C’est vrai que cela peut être lu comme une parabole du fascisme, mais ne vous y trompez pas. Un film aussi précis et spécifique dans ses tensions et son ton fonctionne principalement et plus efficacement comme un drame ; tous ces aspects allégoriques sont bien réels, mais secondaires. Une nouvelle institutrice idéaliste (Léonie Benesch) se mobilise pour défendre un élève soupçonné de vol dans l’enceinte de l’école. Mais ses efforts pour les disculper ne font que faire éclater les préjugés et la méfiance de base des professeurs et des étudiants en paranoïa et en violence. est un thriller patient qui nous invite à regarder le personnage bien intentionné de Benesch faire progressivement choix après choix qui limitent ses options ; au moment où elle réalise à quel point son monde s’est refermé sur elle, il est beaucoup trop tard.

– Espagne

Plusieurs films ont été réalisés sur le crash d’un avion dans les Andes en 1972, qui a bloqué une équipe de rugby uruguayenne pendant des mois. Il est facile de comprendre cette fascination persistante ; c’est une histoire de conditions pénibles et brutales et un témoignage de la volonté humaine – émotionnelle, biologique, spirituelle – de survivre. Le dernier film à dramatiser ces événements ne recule jamais devant les horribles vérités de l’expérience (la séquence du crash d’avion vous fera repenser vos projets de vacances à venir), mais il ne les rend pas non plus sensationnalistes. Le fait que les survivants se soient tournés vers le cannibalisme est dramatisé de manière neutre, avec une attention aux détails qui fournit un contexte sans minimiser l’horreur.

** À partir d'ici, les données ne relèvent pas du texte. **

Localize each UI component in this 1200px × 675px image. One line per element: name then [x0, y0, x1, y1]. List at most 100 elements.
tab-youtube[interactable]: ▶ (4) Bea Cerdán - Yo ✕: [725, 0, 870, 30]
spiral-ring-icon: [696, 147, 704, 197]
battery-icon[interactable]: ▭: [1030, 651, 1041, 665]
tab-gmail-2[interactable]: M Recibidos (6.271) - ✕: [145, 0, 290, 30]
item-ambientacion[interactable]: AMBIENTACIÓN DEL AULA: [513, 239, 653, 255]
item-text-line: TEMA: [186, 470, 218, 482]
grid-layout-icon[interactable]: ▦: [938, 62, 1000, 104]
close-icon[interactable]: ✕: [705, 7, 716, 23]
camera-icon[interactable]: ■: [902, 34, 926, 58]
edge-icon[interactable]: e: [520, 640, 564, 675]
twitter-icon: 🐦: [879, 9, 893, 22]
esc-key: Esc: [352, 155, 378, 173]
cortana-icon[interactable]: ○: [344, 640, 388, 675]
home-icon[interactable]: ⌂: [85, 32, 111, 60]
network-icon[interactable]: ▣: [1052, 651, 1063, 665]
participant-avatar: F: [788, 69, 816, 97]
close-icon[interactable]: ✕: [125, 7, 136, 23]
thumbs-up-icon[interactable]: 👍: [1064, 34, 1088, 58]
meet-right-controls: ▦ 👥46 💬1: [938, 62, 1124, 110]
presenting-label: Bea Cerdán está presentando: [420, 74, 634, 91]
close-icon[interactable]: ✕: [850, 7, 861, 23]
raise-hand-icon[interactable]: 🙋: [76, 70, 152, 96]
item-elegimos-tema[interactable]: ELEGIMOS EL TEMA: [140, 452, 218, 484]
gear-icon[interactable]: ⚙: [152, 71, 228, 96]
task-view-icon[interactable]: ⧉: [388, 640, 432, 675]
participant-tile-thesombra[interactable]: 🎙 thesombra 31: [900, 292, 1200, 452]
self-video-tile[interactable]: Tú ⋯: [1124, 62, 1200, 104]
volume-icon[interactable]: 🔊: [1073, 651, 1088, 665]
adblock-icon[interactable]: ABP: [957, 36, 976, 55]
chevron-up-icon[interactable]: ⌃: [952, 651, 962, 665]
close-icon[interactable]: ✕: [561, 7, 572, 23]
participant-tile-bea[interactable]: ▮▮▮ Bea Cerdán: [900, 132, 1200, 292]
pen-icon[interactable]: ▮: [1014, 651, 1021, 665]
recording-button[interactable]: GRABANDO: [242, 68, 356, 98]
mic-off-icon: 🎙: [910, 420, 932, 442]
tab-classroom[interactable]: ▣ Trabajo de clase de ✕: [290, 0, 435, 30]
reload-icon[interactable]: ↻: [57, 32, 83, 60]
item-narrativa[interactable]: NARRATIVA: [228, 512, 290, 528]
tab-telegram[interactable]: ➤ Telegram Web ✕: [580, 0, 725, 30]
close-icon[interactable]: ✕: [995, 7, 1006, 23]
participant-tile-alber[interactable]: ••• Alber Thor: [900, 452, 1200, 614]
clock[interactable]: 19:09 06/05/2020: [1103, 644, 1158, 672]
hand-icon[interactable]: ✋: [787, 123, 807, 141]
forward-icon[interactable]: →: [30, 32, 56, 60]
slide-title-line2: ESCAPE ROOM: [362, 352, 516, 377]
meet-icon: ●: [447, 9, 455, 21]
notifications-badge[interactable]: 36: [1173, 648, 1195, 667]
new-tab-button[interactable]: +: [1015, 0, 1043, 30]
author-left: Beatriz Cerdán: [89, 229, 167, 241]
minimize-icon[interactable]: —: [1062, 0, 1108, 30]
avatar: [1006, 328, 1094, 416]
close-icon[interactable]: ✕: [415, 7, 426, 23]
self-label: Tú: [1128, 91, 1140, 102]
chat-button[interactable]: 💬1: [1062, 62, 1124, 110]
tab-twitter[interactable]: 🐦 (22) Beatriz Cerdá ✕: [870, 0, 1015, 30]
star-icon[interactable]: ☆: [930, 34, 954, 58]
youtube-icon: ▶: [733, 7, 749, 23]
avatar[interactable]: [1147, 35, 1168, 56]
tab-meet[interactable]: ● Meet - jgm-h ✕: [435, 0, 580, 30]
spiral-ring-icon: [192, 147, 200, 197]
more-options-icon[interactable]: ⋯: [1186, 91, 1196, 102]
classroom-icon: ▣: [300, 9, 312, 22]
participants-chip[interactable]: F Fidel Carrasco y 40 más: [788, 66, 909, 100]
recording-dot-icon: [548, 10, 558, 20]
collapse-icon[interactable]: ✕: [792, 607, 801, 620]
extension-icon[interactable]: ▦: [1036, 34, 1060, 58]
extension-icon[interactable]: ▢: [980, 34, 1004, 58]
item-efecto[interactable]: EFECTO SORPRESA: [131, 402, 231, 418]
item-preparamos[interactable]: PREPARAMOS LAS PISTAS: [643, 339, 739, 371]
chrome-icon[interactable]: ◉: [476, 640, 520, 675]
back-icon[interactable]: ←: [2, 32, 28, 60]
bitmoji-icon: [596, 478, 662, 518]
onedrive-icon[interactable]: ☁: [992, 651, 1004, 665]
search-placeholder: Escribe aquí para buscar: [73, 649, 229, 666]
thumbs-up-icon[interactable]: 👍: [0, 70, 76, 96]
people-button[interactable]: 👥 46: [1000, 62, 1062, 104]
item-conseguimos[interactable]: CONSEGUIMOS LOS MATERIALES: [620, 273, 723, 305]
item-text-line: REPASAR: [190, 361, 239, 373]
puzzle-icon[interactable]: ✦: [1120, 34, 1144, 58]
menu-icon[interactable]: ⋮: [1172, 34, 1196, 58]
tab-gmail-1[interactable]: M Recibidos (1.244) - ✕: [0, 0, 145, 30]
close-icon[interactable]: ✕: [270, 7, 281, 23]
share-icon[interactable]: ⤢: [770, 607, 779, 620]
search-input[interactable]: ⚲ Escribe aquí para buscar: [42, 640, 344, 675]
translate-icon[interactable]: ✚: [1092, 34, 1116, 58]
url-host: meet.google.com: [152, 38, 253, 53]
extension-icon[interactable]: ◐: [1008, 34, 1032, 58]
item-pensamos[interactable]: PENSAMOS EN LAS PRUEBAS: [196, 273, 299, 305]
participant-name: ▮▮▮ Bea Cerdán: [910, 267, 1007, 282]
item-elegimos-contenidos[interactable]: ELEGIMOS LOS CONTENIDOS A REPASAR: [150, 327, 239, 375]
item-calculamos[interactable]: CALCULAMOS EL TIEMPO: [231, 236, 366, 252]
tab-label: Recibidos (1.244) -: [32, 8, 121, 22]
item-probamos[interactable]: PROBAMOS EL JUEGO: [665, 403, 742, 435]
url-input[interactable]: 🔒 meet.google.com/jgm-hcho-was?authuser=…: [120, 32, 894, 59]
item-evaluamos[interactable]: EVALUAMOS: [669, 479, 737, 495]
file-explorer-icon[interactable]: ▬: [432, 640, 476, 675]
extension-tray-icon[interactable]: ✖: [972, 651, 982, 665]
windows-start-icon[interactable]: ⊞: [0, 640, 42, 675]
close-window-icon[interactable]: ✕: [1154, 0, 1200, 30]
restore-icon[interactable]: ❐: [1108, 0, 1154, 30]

Le film du réalisateur JA Bayona se termine par le sauvetage des survivants, et on ne peut s’empêcher de souhaiter qu’il ait jugé bon d’aborder leur retour à la civilisation et la manière dont ils ont géré la longue honte publique qu’ils ont reçue. Mais il s’intéresse davantage à la logistique sinistre et immédiate de la survie physique qu’à ses conséquences émotionnelles persistantes.

– Royaume-Uni

Rudolf (Christian Friedel) et sa femme Hedwig (Sandra Huller) partagent une maison bien aménagée avec leurs cinq enfants. Leur existence est idyllique : ils pique-niquent au bord d’une rivière voisine et Hedwige s’occupe avec amour et fierté de son jardin luxuriant et de sa serre. Mais juste au-delà du mur du jardin se trouve le camp d’extermination d’Auschwitz. Rudolf est le commandant d’Auschwitz, dont les journées sont remplies de réunions sur la manière d’augmenter l’efficacité du camp. Hedwige traite durement son personnel de maison et prend possession d’un manteau de vison confisqué à un prisonnier.

Le réalisateur Jonathan Glazer apporte à la vie de cette famille le même regard troublant et impartial qu’il a apporté aux années 2013 – nous les regardons d’une distance glaciale, mais nous les regardons. On entend les cris des prisonniers, on voit la fumée s’élever des cheminées, mais notre regard reste fixé sur Rudolf et Hedwige, sur leur complicité banale et horrifiante. C’est un choix de narration qui divise à la fois le public et les critiques, mais on ne peut nier qu’il offre aux téléspectateurs un nouvel aperçu de la plus grande horreur du 20e siècle.